Il presidente Biden ha fatto una lapidaria dichiarazione: «La nostra missione in Afghanistan non ha mai avuto come scopo la costruzione di una nazione, nè la creazione di una democrazia». Una pietra tombale, messa dallo stesso presidente degli Stati uniti, sulla narrazione ufficiale che ha accompagnato per vent’anni la «missione in Afghanistan», in cui anche l’Italia ha speso vite umane e denaro pubblico per miliardi di euro. «Il nostro unico interesse nazionale vitale in Afghanistan rimane oggi quello che è sempre stato: prevenire un attacco terroristico alla patria americana», spiega Biden. Ma sulle sue parole getta ombra il Washington Post che, volendo svuotare il proprio armadio dagli scheletri delle fake news diffuse per vent’anni, titola: «I presidenti degli Stati Uniti e i leader militari hanno deliberatamente fuorviato il pubblico sulla più lunga guerra americana, condotta in Afghanistan per due decenni». 
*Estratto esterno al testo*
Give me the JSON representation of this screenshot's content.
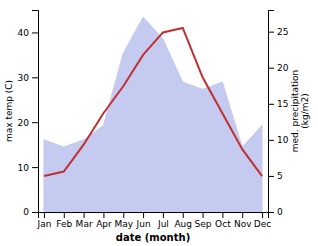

Reale scopo della guerra era l’occupazione di questo territorio di primaria importanza geostrategica, confinante con le tre repubbliche centrasiatiche ex sovietiche (Turkmenistan, Uzbekistan e Tagikistan), l’Iran, il Pakistan e la Cina (la regione autonoma Xinjiang Uygur). Vi erano già in questo periodo forti segnali di un riavvicinamento tra Cina e Russia. Washington considerava la nascente alleanza tra Cina e Russia una minaccia agli interessi statunitensi in Asia.  

Questa catastrofica esperienza si aggiunge a quelle che l’Italia ha già vissuto per aver partecipato, violando la propria Costituzione, alle guerre Nato dai Balcani al Medioriente e al Nordafrica. Nessuna lezione ne viene però tratta dalle forze politiche che siedono in parlamento. Mentre a Washington lo stesso Presidente demolisce il castello di menzogne sugli «alti scopi umanitari», con cui è stata motivata la partecipazione italiana alla guerra in Afghanistan, a Roma, come nel romanzo 1984 di Orwell,  si cancella la storia.